Y si la nostalgia nos va a seguir llevando a ese lugar común tan peligroso del novelón latinoamericano, al menos lo haremos con otras lecturas y herramientas. Lo cierto es que volver a esos referentes familiares, así fueran pésimos referentes, resulta igual una válvula de escape a cuando la vida nos era más fácil, cuando nuestro bienestar no estaba amenazado –o al menos no tan tangiblemente como en 2020–, a cuando no teníamos que preocuparnos por pagar arriendos, ni planillas de aportes, ni pensiones voluntarias y mucho menos por un virus que iba a llegar a cambiarnos la vida y llevarse a más de 6 millones de personas.
Al final la esencia de la nostalgia es esa, edulcorarnos con recuerdos agridulces porque sabemos que no van volver y de alguna forma, esa misma imposibilidad nos termina protegiendo de la romantización e idealización a la que se presta tan fácilmente nuestra memoria.
No, los primeros dosmiles no van a volver (y en muchos aspectos, se agradece que no vuelvan nunca más) pero por brevísimos instantes como un reencuentro de RBD, pareciera que sí, y aunque seguramente el concierto será musicalmente flojísimo, emocionalmente, la idea de escapar y volver atrás 20 años resulta reconfortante.
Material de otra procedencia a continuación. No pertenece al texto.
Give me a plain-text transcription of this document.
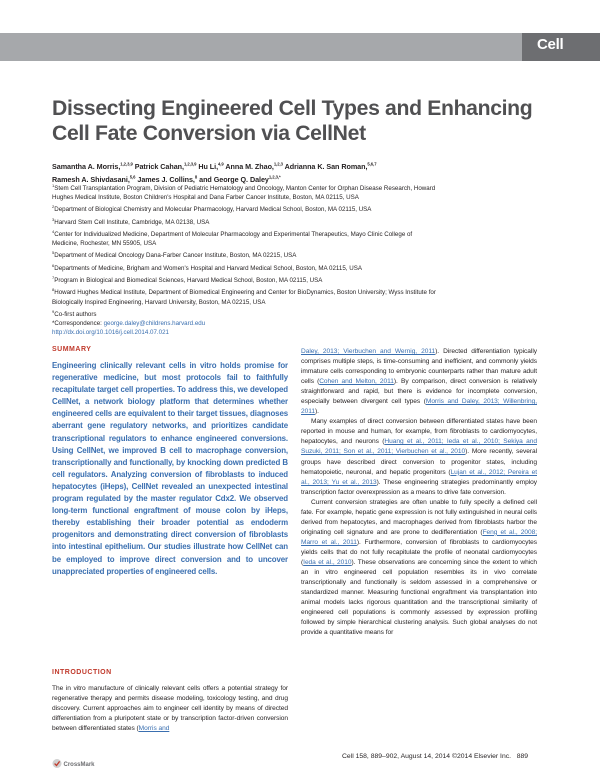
Cell
Dissecting Engineered Cell Types and Enhancing Cell Fate Conversion via CellNet
Samantha A. Morris,$^{1,2,3,9}$ Patrick Cahan,$^{1,2,3,9}$ Hu Li,$^{4,9}$ Anna M. Zhao,$^{1,2,3}$ Adrianna K. San Roman,$^{5,6,7}$
Ramesh A. Shivdasani,$^{5,6}$ James J. Collins,$^8$ and George Q. Daley$^{1,2,3,*}$
$^1$Stem Cell Transplantation Program, Division of Pediatric Hematology and Oncology, Manton Center for Orphan Disease Research, Howard
Hughes Medical Institute, Boston Children's Hospital and Dana Farber Cancer Institute, Boston, MA 02115, USA
$^2$Department of Biological Chemistry and Molecular Pharmacology, Harvard Medical School, Boston, MA 02115, USA
$^3$Harvard Stem Cell Institute, Cambridge, MA 02138, USA
$^4$Center for Individualized Medicine, Department of Molecular Pharmacology and Experimental Therapeutics, Mayo Clinic College of
Medicine, Rochester, MN 55905, USA
$^5$Department of Medical Oncology Dana-Farber Cancer Institute, Boston, MA 02215, USA
$^6$Departments of Medicine, Brigham and Women's Hospital and Harvard Medical School, Boston, MA 02115, USA
$^7$Program in Biological and Biomedical Sciences, Harvard Medical School, Boston, MA 02115, USA
$^8$Howard Hughes Medical Institute, Department of Biomedical Engineering and Center for BioDynamics, Boston University; Wyss Institute for
Biologically Inspired Engineering, Harvard University, Boston, MA 02215, USA
$^9$Co-first authors
*Correspondence: george.daley@childrens.harvard.edu
http://dx.doi.org/10.1016/j.cell.2014.07.021
SUMMARY
Engineering clinically relevant cells in vitro holds promise for regenerative medicine, but most protocols fail to faithfully recapitulate target cell properties. To address this, we developed CellNet, a network biology platform that determines whether engineered cells are equivalent to their target tissues, diagnoses aberrant gene regulatory networks, and prioritizes candidate transcriptional regulators to enhance engineered conversions. Using CellNet, we improved B cell to macrophage conversion, transcriptionally and functionally, by knocking down predicted B cell regulators. Analyzing conversion of fibroblasts to induced hepatocytes (iHeps), CellNet revealed an unexpected intestinal program regulated by the master regulator Cdx2. We observed long-term functional engraftment of mouse colon by iHeps, thereby establishing their broader potential as endoderm progenitors and demonstrating direct conversion of fibroblasts into intestinal epithelium. Our studies illustrate how CellNet can be employed to improve direct conversion and to uncover unappreciated properties of engineered cells.
INTRODUCTION
The in vitro manufacture of clinically relevant cells offers a potential strategy for regenerative therapy and permits disease modeling, toxicology testing, and drug discovery. Current approaches aim to engineer cell identity by means of directed differentiation from a pluripotent state or by transcription factor-driven conversion between differentiated states (Morris and

Daley, 2013; Vierbuchen and Wernig, 2011). Directed differentiation typically comprises multiple steps, is time-consuming and inefficient, and commonly yields immature cells corresponding to embryonic counterparts rather than mature adult cells (Cohen and Melton, 2011). By comparison, direct conversion is relatively straightforward and rapid, but there is evidence for incomplete conversion, especially between divergent cell types (Morris and Daley, 2013; Willenbring, 2011).

Many examples of direct conversion between differentiated states have been reported in mouse and human, for example, from fibroblasts to cardiomyocytes, hepatocytes, and neurons (Huang et al., 2011; Ieda et al., 2010; Sekiya and Suzuki, 2011; Son et al., 2011; Vierbuchen et al., 2010). More recently, several groups have described direct conversion to progenitor states, including hematopoietic, neuronal, and hepatic progenitors (Lujan et al., 2012; Pereira et al., 2013; Yu et al., 2013). These engineering strategies predominantly employ transcription factor overexpression as a means to drive fate conversion.

Current conversion strategies are often unable to fully specify a defined cell fate. For example, hepatic gene expression is not fully extinguished in neural cells derived from hepatocytes, and macrophages derived from fibroblasts harbor the originating cell signature and are prone to dedifferentiation (Feng et al., 2008; Marro et al., 2011). Furthermore, conversion of fibroblasts to cardiomyocytes yields cells that do not fully recapitulate the profile of neonatal cardiomyocytes (Ieda et al., 2010). These observations are concerning since the extent to which an in vitro engineered cell population resembles its in vivo correlate transcriptionally and functionally is seldom assessed in a comprehensive or standardized manner. Measuring functional engraftment via transplantation into animal models lacks rigorous quantitation and the transcriptional similarity of engineered cell populations is commonly assessed by expression profiling followed by simple hierarchical clustering analysis. Such global analyses do not provide a quantitative means for

CrossMark
Cell 158, 889–902, August 14, 2014 ©2014 Elsevier Inc. 889
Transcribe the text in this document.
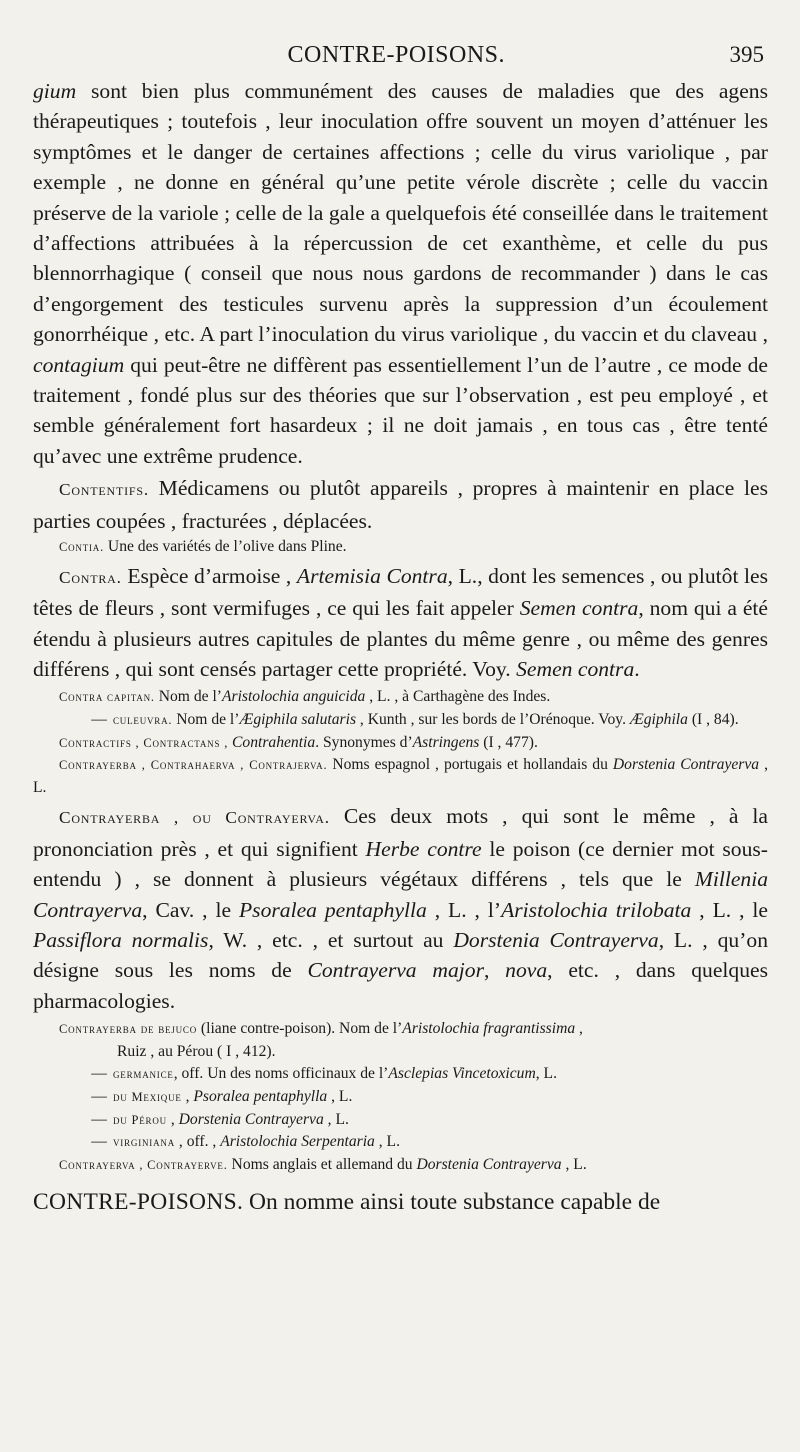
CONTRE-POISONS.	395

gium sont bien plus communément des causes de maladies que des agens thérapeutiques ; toutefois , leur inoculation offre souvent un moyen d’atténuer les symptômes et le danger de certaines affections ; celle du virus variolique , par exemple , ne donne en général qu’une petite vérole discrète ; celle du vaccin préserve de la variole ; celle de la gale a quelquefois été conseillée dans le traitement d’affections attribuées à la répercussion de cet exanthème, et celle du pus blennorrhagique ( conseil que nous nous gardons de recommander ) dans le cas d’engorgement des testicules survenu après la suppression d’un écoulement gonorrhéique , etc. A part l’inoculation du virus variolique , du vaccin et du claveau , contagium qui peut-être ne diffèrent pas essentiellement l’un de l’autre , ce mode de traitement , fondé plus sur des théories que sur l’observation , est peu employé , et semble généralement fort hasardeux ; il ne doit jamais , en tous cas , être tenté qu’avec une extrême prudence.

Contentifs. Médicamens ou plutôt appareils , propres à maintenir en place les parties coupées , fracturées , déplacées.

Contia. Une des variétés de l’olive dans Pline.

Contra. Espèce d’armoise , Artemisia Contra, L., dont les semences , ou plutôt les têtes de fleurs , sont vermifuges , ce qui les fait appeler Semen contra, nom qui a été étendu à plusieurs autres capitules de plantes du même genre , ou même des genres différens , qui sont censés partager cette propriété. Voy. Semen contra.

Contra capitan. Nom de l’Aristolochia anguicida , L. , à Carthagène des Indes.

— culeuvra. Nom de l’Ægiphila salutaris , Kunth , sur les bords de l’Orénoque. Voy. Ægiphila (I , 84).

Contractifs , Contractans , Contrahentia. Synonymes d’Astringens (I , 477).

Contrayerba , Contrahaerva , Contrajerva. Noms espagnol , portugais et hollandais du Dorstenia Contrayerva , L.

Contrayerba , ou Contrayerva. Ces deux mots , qui sont le même , à la prononciation près , et qui signifient Herbe contre le poison (ce dernier mot sous-entendu ) , se donnent à plusieurs végétaux différens , tels que le Millenia Contrayerva, Cav. , le Psoralea pentaphylla , L. , l’Aristolochia trilobata , L. , le Passiflora normalis, W. , etc. , et surtout au Dorstenia Contrayerva, L. , qu’on désigne sous les noms de Contrayerva major, nova, etc. , dans quelques pharmacologies.

Contrayerba de bejuco (liane contre-poison). Nom de l’Aristolochia fragrantissima ,
Ruiz , au Pérou ( I , 412).

— germanice, off. Un des noms officinaux de l’Asclepias Vincetoxicum, L.

— du Mexique , Psoralea pentaphylla , L.

— du Pérou , Dorstenia Contrayerva , L.

— virginiana , off. , Aristolochia Serpentaria , L.

Contrayerva , Contrayerve. Noms anglais et allemand du Dorstenia Contrayerva , L.

CONTRE-POISONS. On nomme ainsi toute substance capable de
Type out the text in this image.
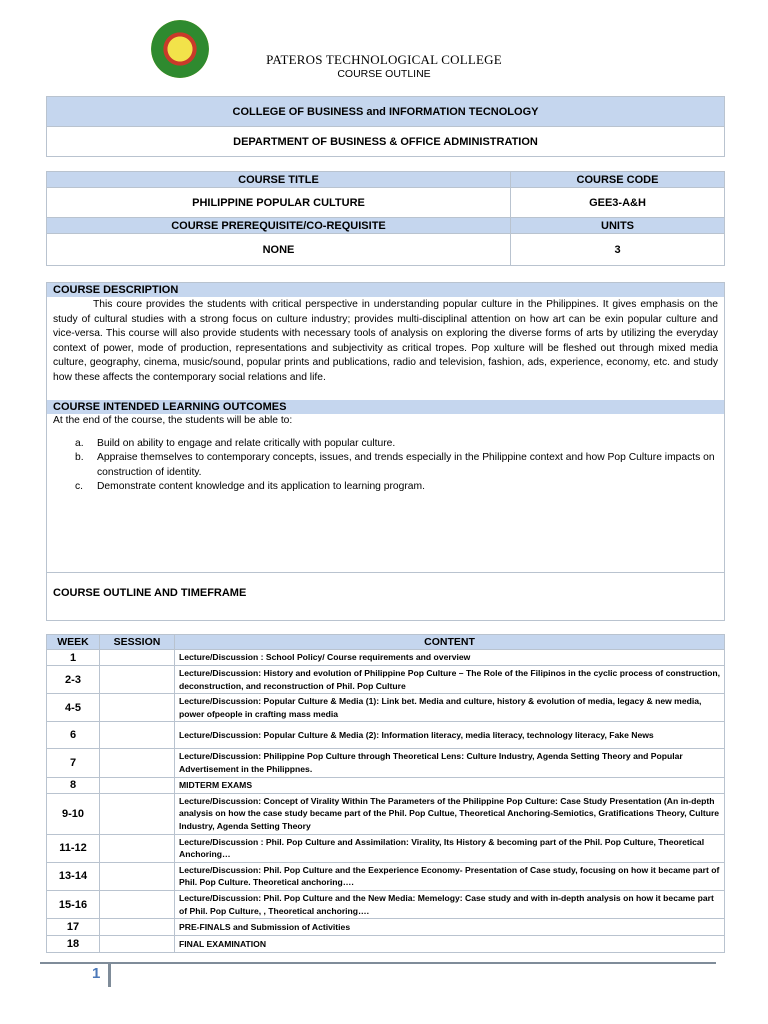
PATEROS TECHNOLOGICAL COLLEGE
COURSE OUTLINE
COLLEGE OF BUSINESS and INFORMATION TECNOLOGY
DEPARTMENT OF BUSINESS & OFFICE ADMINISTRATION
COURSE TITLE	COURSE CODE
PHILIPPINE POPULAR CULTURE	GEE3-A&H
COURSE PREREQUISITE/CO-REQUISITE	UNITS
NONE	3
COURSE DESCRIPTION
This coure provides the students with critical perspective in understanding popular culture in the Philippines. It gives emphasis on the study of cultural studies with a strong focus on culture industry; provides multi-disciplinal attention on how art can be exin popular culture and vice-versa. This course will also provide students with necessary tools of analysis on exploring the diverse forms of arts by utilizing the everyday context of power, mode of production, representations and subjectivity as critical tropes. Pop xulture will be fleshed out through mixed media culture, geography, cinema, music/sound, popular prints and publications, radio and television, fashion, ads, experience, economy, etc. and study how these affects the contemporary social relations and life.
COURSE INTENDED LEARNING OUTCOMES
At the end of the course, the students will be able to:
a. Build on ability to engage and relate critically with popular culture.
b. Appraise themselves to contemporary concepts, issues, and trends especially in the Philippine context and how Pop Culture impacts on construction of identity.
c. Demonstrate content knowledge and its application to learning program.
COURSE OUTLINE AND TIMEFRAME
WEEK	SESSION	CONTENT
1		Lecture/Discussion : School Policy/ Course requirements and overview
2-3		Lecture/Discussion: History and evolution of Philippine Pop Culture – The Role of the Filipinos in the cyclic process of construction, deconstruction, and reconstruction of Phil. Pop Culture
4-5		Lecture/Discussion: Popular Culture & Media (1): Link bet. Media and culture, history & evolution of media, legacy & new media, power ofpeople in crafting mass media
6		Lecture/Discussion: Popular Culture & Media (2): Information literacy, media literacy, technology literacy, Fake News
7		Lecture/Discussion: Philippine Pop Culture through Theoretical Lens: Culture Industry, Agenda Setting Theory and Popular Advertisement in the Philippnes.
8		MIDTERM EXAMS
9-10		Lecture/Discussion: Concept of Virality Within The Parameters of the Philippine Pop Culture: Case Study Presentation (An in-depth analysis on how the case study became part of the Phil. Pop Cultue, Theoretical Anchoring-Semiotics, Gratifications Theory, Culture Industry, Agenda Setting Theory
11-12		Lecture/Discussion : Phil. Pop Culture and Assimilation: Virality, Its History & becoming part of the Phil. Pop Culture, Theoretical Anchoring…
13-14		Lecture/Discussion: Phil. Pop Culture and the Eexperience Economy- Presentation of Case study, focusing on how it became part of Phil. Pop Culture. Theoretical anchoring….
15-16		Lecture/Discussion: Phil. Pop Culture and the New Media: Memelogy: Case study and with in-depth analysis on how it became part of Phil. Pop Culture, , Theoretical anchoring….
17		PRE-FINALS and Submission of Activities
18		FINAL EXAMINATION
1
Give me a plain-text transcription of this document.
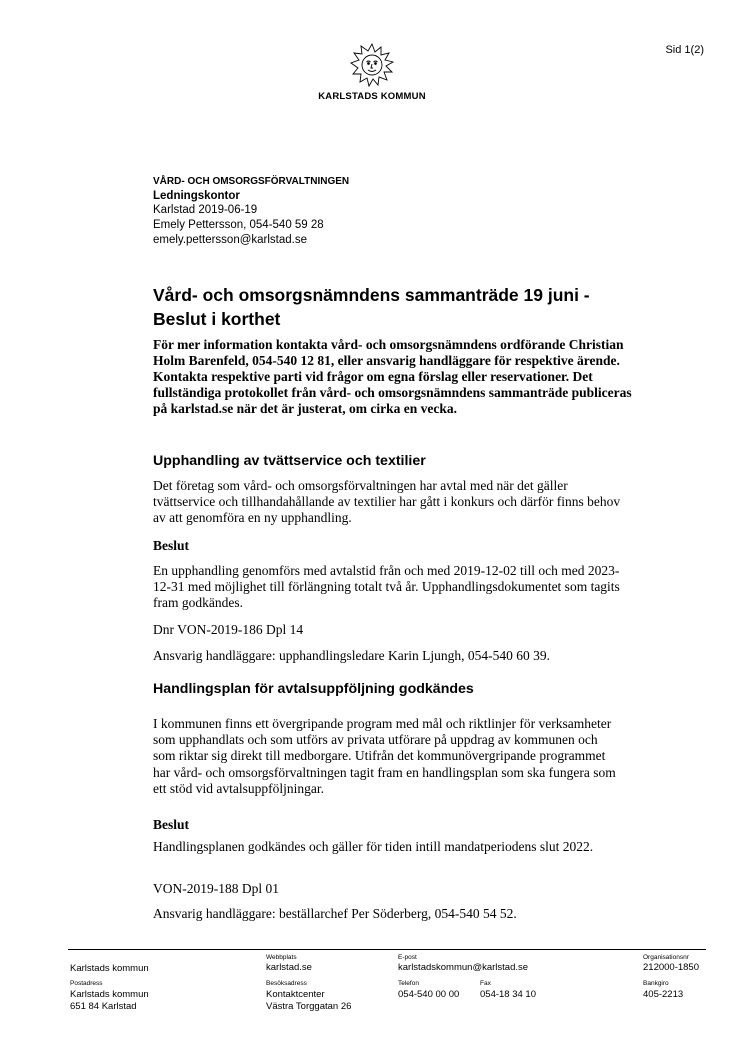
Sid 1(2)
KARLSTADS KOMMUN
VÅRD- OCH OMSORGSFÖRVALTNINGEN
Ledningskontor
Karlstad 2019-06-19
Emely Pettersson, 054-540 59 28
emely.pettersson@karlstad.se
Vård- och omsorgsnämndens sammanträde 19 juni - Beslut i korthet
För mer information kontakta vård- och omsorgsnämndens ordförande Christian Holm Barenfeld, 054-540 12 81, eller ansvarig handläggare för respektive ärende. Kontakta respektive parti vid frågor om egna förslag eller reservationer. Det fullständiga protokollet från vård- och omsorgsnämndens sammanträde publiceras på karlstad.se när det är justerat, om cirka en vecka.
Upphandling av tvättservice och textilier
Det företag som vård- och omsorgsförvaltningen har avtal med när det gäller tvättservice och tillhandahållande av textilier har gått i konkurs och därför finns behov av att genomföra en ny upphandling.
Beslut
En upphandling genomförs med avtalstid från och med 2019-12-02 till och med 2023-12-31 med möjlighet till förlängning totalt två år. Upphandlingsdokumentet som tagits fram godkändes.
Dnr VON-2019-186 Dpl 14
Ansvarig handläggare: upphandlingsledare Karin Ljungh, 054-540 60 39.
Handlingsplan för avtalsuppföljning godkändes
I kommunen finns ett övergripande program med mål och riktlinjer för verksamheter som upphandlats och som utförs av privata utförare på uppdrag av kommunen och som riktar sig direkt till medborgare. Utifrån det kommunövergripande programmet har vård- och omsorgsförvaltningen tagit fram en handlingsplan som ska fungera som ett stöd vid avtalsuppföljningar.
Beslut
Handlingsplanen godkändes och gäller för tiden intill mandatperiodens slut 2022.
VON-2019-188 Dpl 01
Ansvarig handläggare: beställarchef Per Söderberg, 054-540 54 52.
Karlstads kommun
Webbplats
karlstad.se
E-post
karlstadskommun@karlstad.se
Organisationsnr
212000-1850
Postadress
Karlstads kommun
651 84 Karlstad
Besöksadress
Kontaktcenter
Västra Torggatan 26
Telefon
054-540 00 00
Fax
054-18 34 10
Bankgiro
405-2213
Pero todavía más reconfortante es no tener que vivir esa ansiedad, esa inseguridad y sobre todo, esa precariedad en términos de discursos, porque bastante se ha avanzado ya. Puede ser que de todo lo que nos dejó RBD, la única enseñanza valiosa sea esta de ver hacia atrás con nostalgia, con un ojo más crítico, sabiendo que no todo tiempo pasado fue mejor, y también con compasión por quienes éramos en ese momento, sin juzgarnos por disfrutar cantar Y soy rebelde, Ser o Parecer, Un poco de tu amor y por supuesto Sálvame a grito herido en un estadio repleto de millennials nostálgicas. Porque esas millennials nostálgicas ya no estamos para más juicios y fiscalización.